CODE PENAL
Une réforme du code pénal provoque l'ire des organisations féministes
Un projet de réforme du code pénal du gouvernement turc a provoqué une levée de boucliers des organisations féministes qui le jugent en deçà des normes européennes et de nature à renforcer la suprématie de la gente masculine dans une société musulmane et patriarcale.
Ces organisatins s'insurgent notamment contre les réductions de peine pour "crimes d'honneur" et la possibilité pour un violeur d'échapper à la prison s'il épouse sa victime.
Le projet du parti de la Justice et Développement (AKP, issu d'un parti islamiste), au pouvoir, vise en fait à réécrire l'ensemble du code turc adopté en 1926, trois ans après la fondation de la République de Turquie laïque sur les ruines du vieil empire ottoman théocratique.
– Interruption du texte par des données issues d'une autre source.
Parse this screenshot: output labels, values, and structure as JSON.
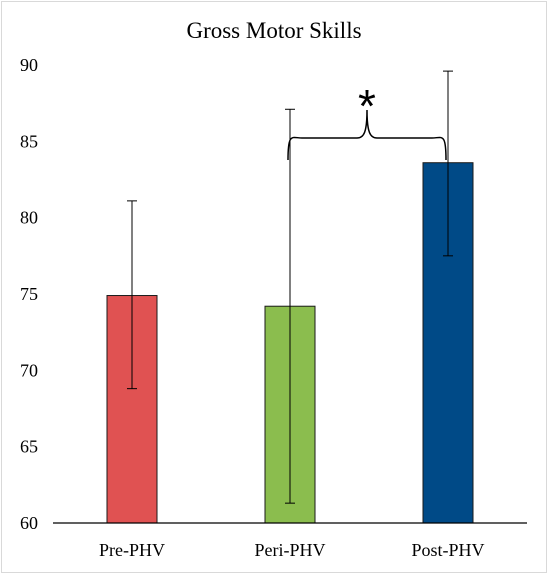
{
  "chart_data": {
    "type": "bar",
    "title": "Gross Motor Skills",
    "xlabel": "",
    "ylabel": "",
    "categories": [
      "Pre-PHV",
      "Peri-PHV",
      "Post-PHV"
    ],
    "values": [
      74.9,
      74.2,
      83.6
    ],
    "error_low": [
      68.8,
      61.3,
      77.5
    ],
    "error_high": [
      81.1,
      87.1,
      89.6
    ],
    "colors": [
      "#e05252",
      "#8bbd4e",
      "#004a87"
    ],
    "ylim": [
      60,
      90
    ],
    "yticks": [
      "60",
      "65",
      "70",
      "75",
      "80",
      "85",
      "90"
    ],
    "grid": false,
    "annotation": {
      "text": "*",
      "between": [
        "Peri-PHV",
        "Post-PHV"
      ]
    }
  }
}
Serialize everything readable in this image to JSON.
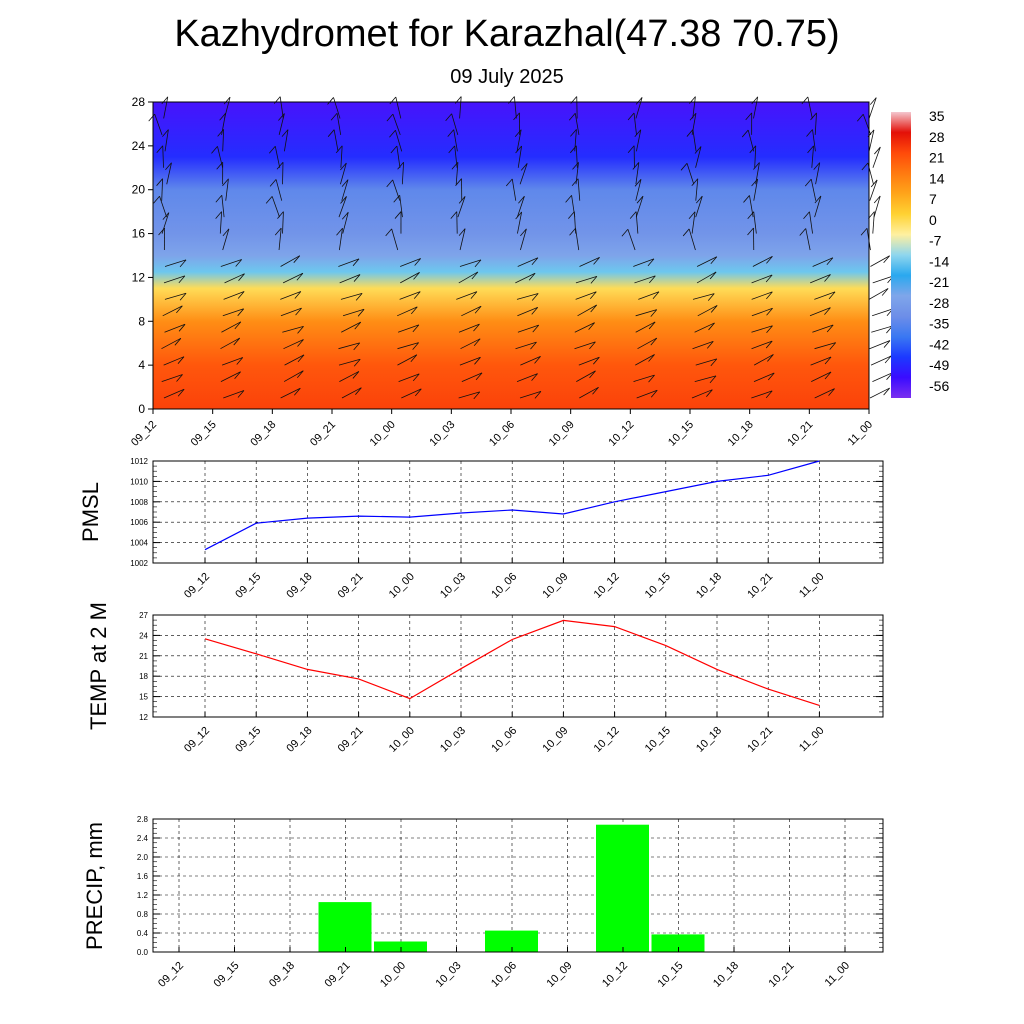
{
  "header": {
    "title": "Kazhydromet for Karazhal(47.38 70.75)",
    "date": "09 July 2025"
  },
  "time_labels": [
    "09_12",
    "09_15",
    "09_18",
    "09_21",
    "10_00",
    "10_03",
    "10_06",
    "10_09",
    "10_12",
    "10_15",
    "10_18",
    "10_21",
    "11_00"
  ],
  "chart_data": [
    {
      "type": "heatmap",
      "y_ticks": [
        "0",
        "4",
        "8",
        "12",
        "16",
        "20",
        "24",
        "28"
      ],
      "ylim": [
        0,
        28
      ],
      "colorbar_labels": [
        "35",
        "28",
        "21",
        "14",
        "7",
        "0",
        "-7",
        "-14",
        "-21",
        "-28",
        "-35",
        "-42",
        "-49",
        "-56"
      ],
      "colorbar_range": [
        -63,
        42
      ],
      "color_stops": [
        "#7b2ff0",
        "#3a0cff",
        "#1c39ff",
        "#3a78f2",
        "#6d8ee8",
        "#7fa6ea",
        "#2aa8ef",
        "#8fd6ee",
        "#fff0a0",
        "#ffd233",
        "#ffa51a",
        "#ff7a10",
        "#ff4a0a",
        "#e31008",
        "#f4c7cf"
      ],
      "temperature_profile": [
        {
          "level": 0,
          "value": 28
        },
        {
          "level": 4,
          "value": 25
        },
        {
          "level": 8,
          "value": 16
        },
        {
          "level": 11,
          "value": 2
        },
        {
          "level": 12.5,
          "value": -13
        },
        {
          "level": 14,
          "value": -26
        },
        {
          "level": 16,
          "value": -31
        },
        {
          "level": 20,
          "value": -35
        },
        {
          "level": 23,
          "value": -50
        },
        {
          "level": 28,
          "value": -57
        }
      ]
    },
    {
      "type": "line",
      "ylabel": "PMSL",
      "y_ticks": [
        "1002",
        "1004",
        "1006",
        "1008",
        "1010",
        "1012"
      ],
      "ylim": [
        1002,
        1012
      ],
      "color": "#0000ff",
      "series": [
        {
          "values": [
            1003.3,
            1005.9,
            1006.4,
            1006.6,
            1006.5,
            1006.9,
            1007.2,
            1006.8,
            1008.0,
            1009.0,
            1010.0,
            1010.6,
            1012.0
          ]
        }
      ]
    },
    {
      "type": "line",
      "ylabel": "TEMP at 2 M",
      "y_ticks": [
        "12",
        "15",
        "18",
        "21",
        "24",
        "27"
      ],
      "ylim": [
        12,
        27
      ],
      "color": "#ff0000",
      "series": [
        {
          "values": [
            23.5,
            21.3,
            19.0,
            17.6,
            14.7,
            19.1,
            23.4,
            26.2,
            25.3,
            22.5,
            19.0,
            16.1,
            13.7
          ]
        }
      ]
    },
    {
      "type": "bar",
      "ylabel": "PRECIP, mm",
      "y_ticks": [
        "0.0",
        "0.4",
        "0.8",
        "1.2",
        "1.6",
        "2.0",
        "2.4",
        "2.8"
      ],
      "ylim": [
        0,
        2.8
      ],
      "color": "#00ff00",
      "values": [
        0,
        0,
        0,
        1.05,
        0.22,
        0,
        0.45,
        0,
        2.68,
        0.37,
        0,
        0,
        0
      ]
    }
  ]
}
Immédiatement après avoir été soumis à la commission de la justice du parlement, le projet a été vilipendé par nombre d'organisations de défense de droits des femmes, ce qui a entraîné la création d'une sous-commission, chargée d'écouter les nombreuses plaintes.
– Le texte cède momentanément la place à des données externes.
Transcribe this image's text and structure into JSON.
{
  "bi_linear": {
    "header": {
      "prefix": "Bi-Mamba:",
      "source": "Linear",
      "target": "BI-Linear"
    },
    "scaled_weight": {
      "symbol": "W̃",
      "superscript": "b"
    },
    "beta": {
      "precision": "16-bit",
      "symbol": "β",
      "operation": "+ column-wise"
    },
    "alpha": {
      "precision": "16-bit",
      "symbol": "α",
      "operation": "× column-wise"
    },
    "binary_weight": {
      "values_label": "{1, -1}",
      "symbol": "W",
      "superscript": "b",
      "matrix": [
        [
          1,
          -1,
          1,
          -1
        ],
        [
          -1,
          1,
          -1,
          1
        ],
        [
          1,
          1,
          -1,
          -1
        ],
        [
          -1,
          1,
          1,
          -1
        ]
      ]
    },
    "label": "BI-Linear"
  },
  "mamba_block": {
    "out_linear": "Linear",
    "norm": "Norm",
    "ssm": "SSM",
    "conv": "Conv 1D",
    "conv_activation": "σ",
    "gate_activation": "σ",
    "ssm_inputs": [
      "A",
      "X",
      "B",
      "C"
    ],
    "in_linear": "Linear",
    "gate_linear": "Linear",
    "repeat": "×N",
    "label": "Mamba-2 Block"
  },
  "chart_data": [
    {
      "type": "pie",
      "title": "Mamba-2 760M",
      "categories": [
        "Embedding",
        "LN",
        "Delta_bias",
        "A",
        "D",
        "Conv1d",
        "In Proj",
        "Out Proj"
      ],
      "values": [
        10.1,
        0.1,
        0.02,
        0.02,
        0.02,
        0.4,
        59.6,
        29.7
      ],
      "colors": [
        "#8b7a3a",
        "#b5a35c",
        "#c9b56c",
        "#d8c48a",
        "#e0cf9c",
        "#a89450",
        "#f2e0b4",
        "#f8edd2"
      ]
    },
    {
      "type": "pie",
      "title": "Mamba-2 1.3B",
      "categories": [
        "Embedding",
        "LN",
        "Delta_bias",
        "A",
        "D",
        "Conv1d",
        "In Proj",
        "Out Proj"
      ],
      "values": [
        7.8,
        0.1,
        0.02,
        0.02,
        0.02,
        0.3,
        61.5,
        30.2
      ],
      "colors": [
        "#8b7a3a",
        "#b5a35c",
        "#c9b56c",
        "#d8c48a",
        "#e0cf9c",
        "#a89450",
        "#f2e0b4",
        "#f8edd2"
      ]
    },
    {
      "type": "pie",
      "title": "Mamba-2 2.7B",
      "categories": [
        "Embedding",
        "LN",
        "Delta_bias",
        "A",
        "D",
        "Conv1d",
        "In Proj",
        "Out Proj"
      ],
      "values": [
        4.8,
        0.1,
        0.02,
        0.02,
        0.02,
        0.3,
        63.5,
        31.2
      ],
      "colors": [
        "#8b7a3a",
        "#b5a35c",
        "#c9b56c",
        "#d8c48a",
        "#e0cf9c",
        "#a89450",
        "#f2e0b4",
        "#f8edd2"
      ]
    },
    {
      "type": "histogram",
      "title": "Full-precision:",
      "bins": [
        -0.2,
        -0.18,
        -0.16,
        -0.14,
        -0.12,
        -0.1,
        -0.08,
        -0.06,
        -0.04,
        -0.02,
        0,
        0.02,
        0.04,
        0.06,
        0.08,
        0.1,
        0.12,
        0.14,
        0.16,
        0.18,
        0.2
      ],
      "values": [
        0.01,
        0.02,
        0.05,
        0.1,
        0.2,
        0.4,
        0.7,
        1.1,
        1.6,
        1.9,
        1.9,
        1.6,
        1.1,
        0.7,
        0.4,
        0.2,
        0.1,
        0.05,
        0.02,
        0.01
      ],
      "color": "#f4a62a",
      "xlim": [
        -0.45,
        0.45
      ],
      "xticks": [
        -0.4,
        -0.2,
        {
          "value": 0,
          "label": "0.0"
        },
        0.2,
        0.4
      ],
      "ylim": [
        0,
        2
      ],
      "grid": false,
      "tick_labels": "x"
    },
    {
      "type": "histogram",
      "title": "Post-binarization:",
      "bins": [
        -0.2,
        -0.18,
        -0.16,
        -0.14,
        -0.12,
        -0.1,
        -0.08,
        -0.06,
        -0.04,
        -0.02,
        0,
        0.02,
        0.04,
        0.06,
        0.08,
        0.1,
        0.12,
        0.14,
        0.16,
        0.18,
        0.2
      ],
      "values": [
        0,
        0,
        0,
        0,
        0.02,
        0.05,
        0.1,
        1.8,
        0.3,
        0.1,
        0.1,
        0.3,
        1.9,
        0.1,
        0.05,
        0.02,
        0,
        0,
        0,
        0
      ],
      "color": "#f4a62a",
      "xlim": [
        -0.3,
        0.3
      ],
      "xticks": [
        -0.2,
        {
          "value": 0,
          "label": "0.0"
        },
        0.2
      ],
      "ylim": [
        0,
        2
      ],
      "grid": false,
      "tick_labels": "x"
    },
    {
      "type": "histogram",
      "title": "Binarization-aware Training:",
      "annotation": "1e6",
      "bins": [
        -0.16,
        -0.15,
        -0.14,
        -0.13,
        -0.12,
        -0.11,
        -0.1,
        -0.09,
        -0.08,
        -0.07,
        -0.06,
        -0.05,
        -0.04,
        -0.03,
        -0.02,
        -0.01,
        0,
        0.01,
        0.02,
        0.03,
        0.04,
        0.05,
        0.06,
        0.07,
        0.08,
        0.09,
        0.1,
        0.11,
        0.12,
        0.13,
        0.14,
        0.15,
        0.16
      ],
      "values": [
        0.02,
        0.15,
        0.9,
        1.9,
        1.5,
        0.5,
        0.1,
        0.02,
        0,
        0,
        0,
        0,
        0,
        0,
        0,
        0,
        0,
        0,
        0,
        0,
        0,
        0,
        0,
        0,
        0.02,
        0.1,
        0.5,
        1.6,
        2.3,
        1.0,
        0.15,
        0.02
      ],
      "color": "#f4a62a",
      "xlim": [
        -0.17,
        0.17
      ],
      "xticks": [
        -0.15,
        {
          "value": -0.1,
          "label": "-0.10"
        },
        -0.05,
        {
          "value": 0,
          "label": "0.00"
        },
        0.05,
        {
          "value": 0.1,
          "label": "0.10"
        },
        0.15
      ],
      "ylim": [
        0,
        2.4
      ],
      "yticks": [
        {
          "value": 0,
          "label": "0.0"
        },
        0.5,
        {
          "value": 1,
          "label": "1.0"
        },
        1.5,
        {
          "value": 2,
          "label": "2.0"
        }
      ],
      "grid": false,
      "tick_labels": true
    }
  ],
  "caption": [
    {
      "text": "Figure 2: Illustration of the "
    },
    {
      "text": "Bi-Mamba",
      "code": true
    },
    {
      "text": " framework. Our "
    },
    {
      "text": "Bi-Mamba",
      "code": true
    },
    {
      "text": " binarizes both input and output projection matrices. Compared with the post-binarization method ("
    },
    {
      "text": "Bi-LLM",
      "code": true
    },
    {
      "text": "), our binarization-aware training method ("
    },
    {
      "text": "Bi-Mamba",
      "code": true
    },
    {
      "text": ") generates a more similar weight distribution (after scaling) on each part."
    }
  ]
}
Les féministes s'opposent surtout à ce que la femme, contrairement à l'homme, fasse l'objet d'une définition précise dans le nouveau code, notamment dans le chapitre intitulé "atteinte à la pudeur".
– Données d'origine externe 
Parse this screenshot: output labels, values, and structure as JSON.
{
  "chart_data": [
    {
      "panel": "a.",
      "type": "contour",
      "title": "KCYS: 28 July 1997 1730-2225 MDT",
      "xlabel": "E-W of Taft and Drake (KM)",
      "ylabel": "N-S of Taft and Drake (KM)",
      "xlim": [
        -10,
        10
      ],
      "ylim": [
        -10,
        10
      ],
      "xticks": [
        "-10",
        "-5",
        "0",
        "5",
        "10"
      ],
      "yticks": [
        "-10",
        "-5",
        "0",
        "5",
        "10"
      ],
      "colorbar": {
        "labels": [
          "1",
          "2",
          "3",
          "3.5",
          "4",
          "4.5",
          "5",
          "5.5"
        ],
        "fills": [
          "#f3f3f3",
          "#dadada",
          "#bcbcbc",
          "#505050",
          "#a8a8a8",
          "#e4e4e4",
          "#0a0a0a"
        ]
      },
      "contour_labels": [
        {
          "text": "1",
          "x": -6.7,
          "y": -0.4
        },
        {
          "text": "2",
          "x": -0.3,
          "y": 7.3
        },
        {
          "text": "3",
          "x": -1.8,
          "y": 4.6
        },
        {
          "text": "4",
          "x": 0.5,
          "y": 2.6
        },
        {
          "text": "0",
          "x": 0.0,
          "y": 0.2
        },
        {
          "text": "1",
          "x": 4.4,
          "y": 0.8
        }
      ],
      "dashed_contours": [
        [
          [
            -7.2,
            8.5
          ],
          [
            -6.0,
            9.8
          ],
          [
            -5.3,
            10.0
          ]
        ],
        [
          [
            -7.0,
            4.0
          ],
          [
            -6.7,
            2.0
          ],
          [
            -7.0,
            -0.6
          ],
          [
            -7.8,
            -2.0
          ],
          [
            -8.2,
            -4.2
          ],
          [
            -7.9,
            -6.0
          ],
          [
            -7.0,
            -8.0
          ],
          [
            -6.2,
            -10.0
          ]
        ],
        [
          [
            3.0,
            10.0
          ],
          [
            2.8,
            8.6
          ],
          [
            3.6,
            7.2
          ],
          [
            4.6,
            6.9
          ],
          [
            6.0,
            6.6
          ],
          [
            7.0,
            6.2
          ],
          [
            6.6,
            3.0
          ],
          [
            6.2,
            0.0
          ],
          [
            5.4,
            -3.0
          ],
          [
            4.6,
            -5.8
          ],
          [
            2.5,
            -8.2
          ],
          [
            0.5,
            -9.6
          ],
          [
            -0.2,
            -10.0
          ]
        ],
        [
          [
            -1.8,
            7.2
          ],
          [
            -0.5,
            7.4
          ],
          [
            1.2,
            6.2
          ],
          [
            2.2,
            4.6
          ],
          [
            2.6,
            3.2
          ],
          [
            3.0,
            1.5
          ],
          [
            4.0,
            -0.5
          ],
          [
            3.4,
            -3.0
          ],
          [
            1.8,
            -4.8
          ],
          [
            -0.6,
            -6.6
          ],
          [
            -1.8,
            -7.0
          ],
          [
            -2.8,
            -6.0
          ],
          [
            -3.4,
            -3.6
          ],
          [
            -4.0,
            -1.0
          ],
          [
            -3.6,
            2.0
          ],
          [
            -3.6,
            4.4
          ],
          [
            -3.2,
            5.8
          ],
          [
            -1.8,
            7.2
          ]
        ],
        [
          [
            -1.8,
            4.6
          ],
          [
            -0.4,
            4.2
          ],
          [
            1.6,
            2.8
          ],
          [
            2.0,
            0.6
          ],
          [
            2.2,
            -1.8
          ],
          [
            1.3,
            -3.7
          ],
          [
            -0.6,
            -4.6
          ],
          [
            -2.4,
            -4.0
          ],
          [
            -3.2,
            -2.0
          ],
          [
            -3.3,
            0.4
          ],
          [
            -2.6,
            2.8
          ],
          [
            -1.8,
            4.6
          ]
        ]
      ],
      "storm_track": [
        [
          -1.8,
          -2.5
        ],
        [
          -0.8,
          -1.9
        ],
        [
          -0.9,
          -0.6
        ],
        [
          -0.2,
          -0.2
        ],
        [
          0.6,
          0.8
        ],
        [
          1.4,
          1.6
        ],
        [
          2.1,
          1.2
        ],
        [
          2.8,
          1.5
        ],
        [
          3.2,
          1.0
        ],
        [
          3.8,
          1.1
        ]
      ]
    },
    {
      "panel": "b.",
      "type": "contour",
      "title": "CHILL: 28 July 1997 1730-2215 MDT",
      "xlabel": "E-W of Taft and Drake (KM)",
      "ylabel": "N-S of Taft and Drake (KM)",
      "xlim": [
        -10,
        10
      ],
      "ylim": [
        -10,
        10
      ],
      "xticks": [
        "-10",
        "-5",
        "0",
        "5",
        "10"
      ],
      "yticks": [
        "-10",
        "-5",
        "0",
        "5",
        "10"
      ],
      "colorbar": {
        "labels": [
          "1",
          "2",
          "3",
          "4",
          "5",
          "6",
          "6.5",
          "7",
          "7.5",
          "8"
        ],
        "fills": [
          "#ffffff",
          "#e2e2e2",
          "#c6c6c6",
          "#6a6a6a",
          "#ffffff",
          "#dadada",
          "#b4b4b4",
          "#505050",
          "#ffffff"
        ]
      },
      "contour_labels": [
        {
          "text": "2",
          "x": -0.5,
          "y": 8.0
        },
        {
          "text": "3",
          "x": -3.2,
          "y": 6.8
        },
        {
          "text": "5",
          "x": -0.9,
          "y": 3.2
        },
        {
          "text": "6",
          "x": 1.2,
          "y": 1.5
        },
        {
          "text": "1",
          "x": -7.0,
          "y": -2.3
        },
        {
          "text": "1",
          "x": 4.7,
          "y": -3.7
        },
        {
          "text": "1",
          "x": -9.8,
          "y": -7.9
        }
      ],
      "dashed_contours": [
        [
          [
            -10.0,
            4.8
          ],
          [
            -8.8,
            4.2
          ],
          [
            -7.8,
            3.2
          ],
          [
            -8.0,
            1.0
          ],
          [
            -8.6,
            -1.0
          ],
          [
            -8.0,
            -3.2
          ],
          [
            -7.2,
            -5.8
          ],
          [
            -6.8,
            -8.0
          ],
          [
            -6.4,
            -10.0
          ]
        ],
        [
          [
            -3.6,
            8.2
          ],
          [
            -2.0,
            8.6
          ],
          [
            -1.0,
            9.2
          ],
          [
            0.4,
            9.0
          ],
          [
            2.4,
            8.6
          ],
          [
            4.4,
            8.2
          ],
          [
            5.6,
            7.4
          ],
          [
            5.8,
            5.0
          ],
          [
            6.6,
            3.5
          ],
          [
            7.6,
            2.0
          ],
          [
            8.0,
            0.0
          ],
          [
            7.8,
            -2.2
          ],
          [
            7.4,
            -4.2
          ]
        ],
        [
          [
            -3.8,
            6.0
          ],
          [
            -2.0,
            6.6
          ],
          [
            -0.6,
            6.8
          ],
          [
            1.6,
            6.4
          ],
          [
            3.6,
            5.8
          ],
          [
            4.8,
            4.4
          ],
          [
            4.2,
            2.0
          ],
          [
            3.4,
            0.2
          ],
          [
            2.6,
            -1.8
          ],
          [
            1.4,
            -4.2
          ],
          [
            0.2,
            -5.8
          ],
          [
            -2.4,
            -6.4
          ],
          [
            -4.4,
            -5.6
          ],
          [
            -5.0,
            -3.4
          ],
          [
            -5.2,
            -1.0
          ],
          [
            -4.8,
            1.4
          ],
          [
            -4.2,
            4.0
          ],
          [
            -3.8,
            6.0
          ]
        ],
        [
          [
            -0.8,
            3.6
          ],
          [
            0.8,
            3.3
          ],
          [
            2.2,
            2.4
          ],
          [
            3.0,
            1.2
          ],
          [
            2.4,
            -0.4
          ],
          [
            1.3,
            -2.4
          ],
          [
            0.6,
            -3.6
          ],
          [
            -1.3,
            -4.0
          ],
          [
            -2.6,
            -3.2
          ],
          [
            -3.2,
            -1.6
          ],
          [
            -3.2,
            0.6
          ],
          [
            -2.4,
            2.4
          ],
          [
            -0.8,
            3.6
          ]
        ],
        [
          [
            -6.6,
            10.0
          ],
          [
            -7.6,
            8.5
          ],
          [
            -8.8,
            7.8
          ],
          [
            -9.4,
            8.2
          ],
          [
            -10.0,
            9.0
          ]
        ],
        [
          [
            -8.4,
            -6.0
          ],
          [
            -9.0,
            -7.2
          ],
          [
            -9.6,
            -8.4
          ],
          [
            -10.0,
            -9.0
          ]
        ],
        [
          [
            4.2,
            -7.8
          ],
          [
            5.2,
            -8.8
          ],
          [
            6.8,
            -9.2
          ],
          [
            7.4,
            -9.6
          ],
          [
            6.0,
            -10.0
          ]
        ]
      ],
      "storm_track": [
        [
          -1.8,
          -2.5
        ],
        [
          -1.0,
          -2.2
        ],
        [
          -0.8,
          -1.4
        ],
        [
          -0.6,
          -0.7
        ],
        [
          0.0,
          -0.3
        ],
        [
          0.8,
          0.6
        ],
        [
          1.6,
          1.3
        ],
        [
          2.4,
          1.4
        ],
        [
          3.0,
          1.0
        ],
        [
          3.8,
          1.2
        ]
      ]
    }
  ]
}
"C'est d'emblée une discrimination contre les femmes. La femme est présentée comme un être sans défense qui doit être placée sous les ailes de la société", explique à l'AFP Sema Kendirci, la présidente de l'Union des femmes turques (TKB), une des plus anciennes associations féministes de Turquie.
"Il est honteux que la Turquie veuille frapper à la porte de l'Europe avec ce nouveau code", martèle cette avocate qui lutte depuis des années pour l'égalité des sexes.
La Turquie qui souhaite adhérer à l'Union européenne (UE) a adopté plusieurs réformes dans le domaine des droits de l'homme ces dernières années et a aboli notamment une loi prévoyant des réductions de peine pour les "crimes d'honneur", fréquentes notamment dans l'est et le sud-est anatolien.
Il n'est pas rare qu'une jeune femme soit sauvagement assassinée après une décision du "conseil de famille" par l'un de ses proches pour le seul fait d'avoir manifesté une attention pour le moins chaste à un homme.
Mais dans le nouveau projet, une disposition laisse aux juges le pouvoir de se prononcer pour une réduction de peine en cas de "provocation grave" ayant suscité le meurtre d'une femme.
"Un meurtre c'est un meurtre et un juge doit prononcer le même verdict dans l'ouest que le sud-est du pays", s'indigne Mme Kendirci.
Une autre disposition très controversée du projet porte sur le viol. Un homme accusé de viol peut voir sa peine carrément annulée par la justice s'il consent à épouser sa victime. En cas de viol collectif, si l'un des violeurs épouse la victime, les autres seront exemptés de poursuites.
Le violeur devra cependant rester marié au moins cinq ans.
En outre, le violeur d'une femme mariée écopera d'une peine plus sévère que celui d'une femme "vierge", en l'occurence célibataire, et ce pour protéger l'honneur bafoué de son époux.
Le nouveau code introduit aussi de nouvelles dispositions en faveur des femmes, comme une peine d'un an de prison pour un époux qui abandonne le domicile familial, et des peines plus sévères contre la polygamie, interdite mais fréquente dans la société turque.
Pour Mme Kendirci il s'agit d'une "farce" qui ne change en rien le côté discriminatoire du projet qui devrait être débattu et voté vers la fin de l'année au parlement où l'AKP dispose d'une forte majorité.